Where SAPs imposed upon ‘Third World’ debtor nations would provide a loan in return for the dismantling of the public state, higher taxes, growing unemployment, total privatization of state industries and deregulation of trade and investment, the loans provided by the IMF and World Bank would ultimately benefit Western multinational corporations and banks. This is what the Western world now faces: we bailed out the banks, and now we must pay for it, through massive unemployment, increased taxes, and the dismantling of the public sphere.

In February of 2010, Niall Ferguson, a prominent British economic historian, wrote an article for the Financial Times entitled, “A Greek Crisis Coming to America.” He starts by explaining that, “It began in Athens. It is spreading to Lisbon and Madrid. But it would be a grave mistake to assume that the sovereign debt crisis that is unfolding will remain confined to the weaker eurozone economies.” He explained that this is not a crisis confined to one region, “It is a fiscal crisis of the western world,” and “Its ramifications are far more profound than most investors currently appreciate.” Ferguson writes that, “the problem is essentially the same from Iceland to Ireland to Britain to the US. It just comes in widely differing sizes,” and the US is no small risk:

For the world’s biggest economy, the US, the day of reckoning still seems reassuringly remote. The worse things get in the eurozone, the more the US dollar rallies as nervous investors park their cash in the “safe haven” of American government debt. This effect may persist for some months, just as the dollar and Treasuries rallied in the depths of the banking panic in late 2008.

Yet even a casual look at the fiscal position of the federal government (not to mention the states) makes a nonsense of the phrase “safe haven”. US government debt is a safe haven the way Pearl Harbor was a safe haven in 1941.

Ferguson points out that, “The long-run projections of the Congressional Budget Office suggest that the US will never again run a balanced budget. That’s right, never.” Ferguson explains that debt will hurt major economies:

By raising fears of default and/or currency depreciation ahead of actual inflation, they push up real interest rates. Higher real rates, in turn, act as drag on growth, especially when the private sector is also heavily indebted – as is the case in most western economies, not least the US.

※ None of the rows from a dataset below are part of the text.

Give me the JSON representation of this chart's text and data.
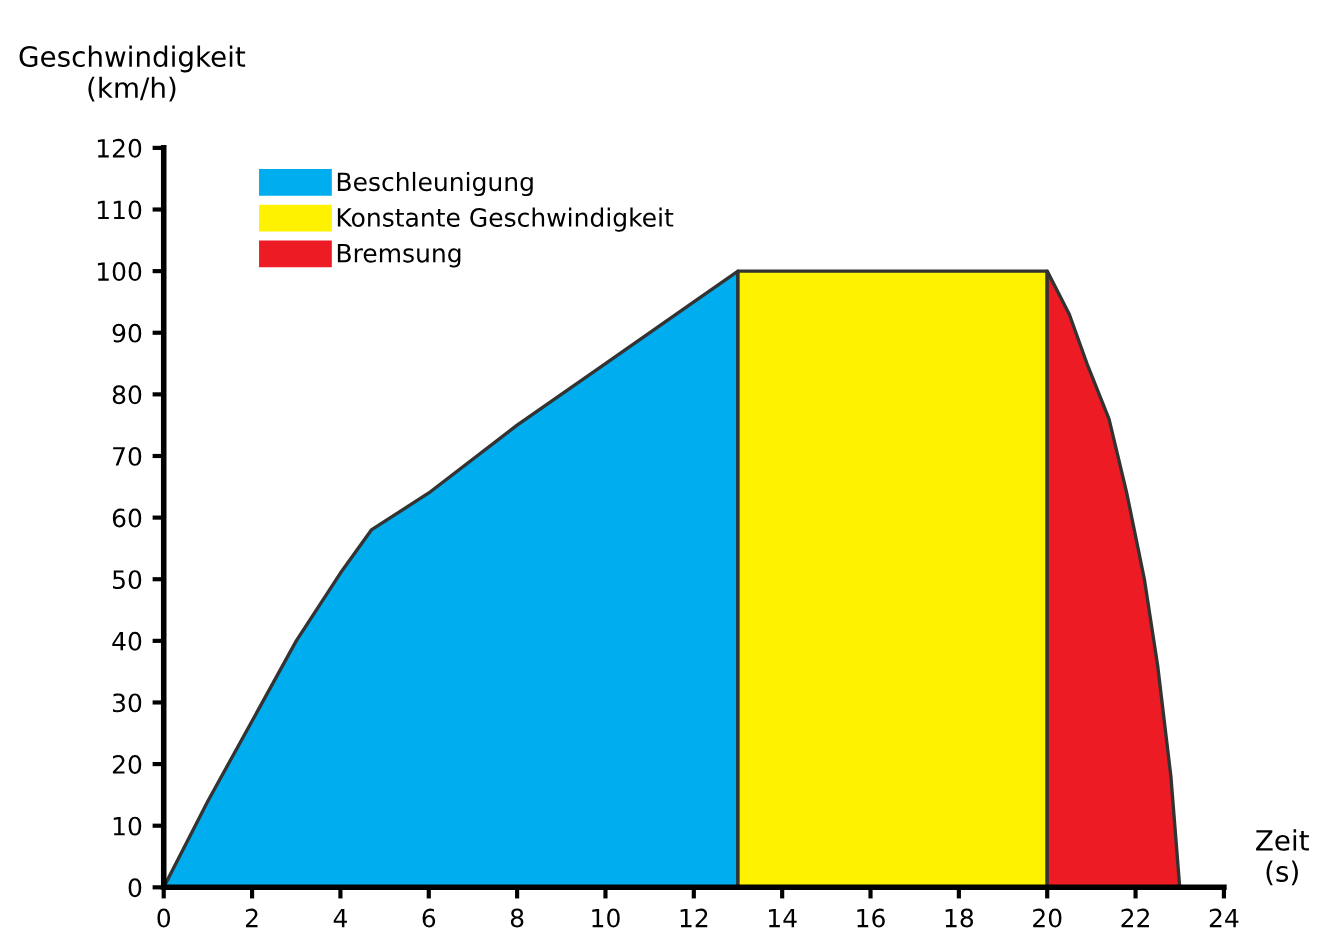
{
  "chart_data": {
    "type": "area",
    "xlabel": "Zeit\n(s)",
    "ylabel": "Geschwindigkeit\n(km/h)",
    "series": [
      {
        "name": "Beschleunigung",
        "color": "#00aeef",
        "x": [
          0,
          1,
          2,
          3,
          4,
          4.7,
          6,
          8,
          10,
          12,
          13
        ],
        "values": [
          0,
          14,
          27,
          40,
          51,
          58,
          64,
          75,
          85,
          95,
          100
        ]
      },
      {
        "name": "Konstante Geschwindigkeit",
        "color": "#fff200",
        "x": [
          13,
          20
        ],
        "values": [
          100,
          100
        ]
      },
      {
        "name": "Bremsung",
        "color": "#ed1c24",
        "x": [
          20,
          20.5,
          20.9,
          21.4,
          21.8,
          22.2,
          22.5,
          22.8,
          23
        ],
        "values": [
          100,
          93,
          85,
          76,
          64,
          50,
          36,
          18,
          0
        ]
      }
    ],
    "xlim": [
      0,
      24
    ],
    "xticks": [
      0,
      2,
      4,
      6,
      8,
      10,
      12,
      14,
      16,
      18,
      20,
      22,
      24
    ],
    "ylim": [
      0,
      120
    ],
    "yticks": [
      0,
      10,
      20,
      30,
      40,
      50,
      60,
      70,
      80,
      90,
      100,
      110,
      120
    ],
    "grid": false,
    "legend": "top left"
  }
}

Although the US household savings rate has risen since the Great Recession began, it has not risen enough to absorb a trillion dollars of net Treasury issuance a year. Only two things have thus far stood between the US and higher bond yields: purchases of Treasuries (and mortgage-backed securities, which many sellers essentially swapped for Treasuries) by the Federal Reserve and reserve accumulation by the Chinese monetary authorities.[69]

In late February of 2010, the warning signs were flashing red that interest rates were going to have to rise, taxes increase, and the burden of debt would need to be addressed.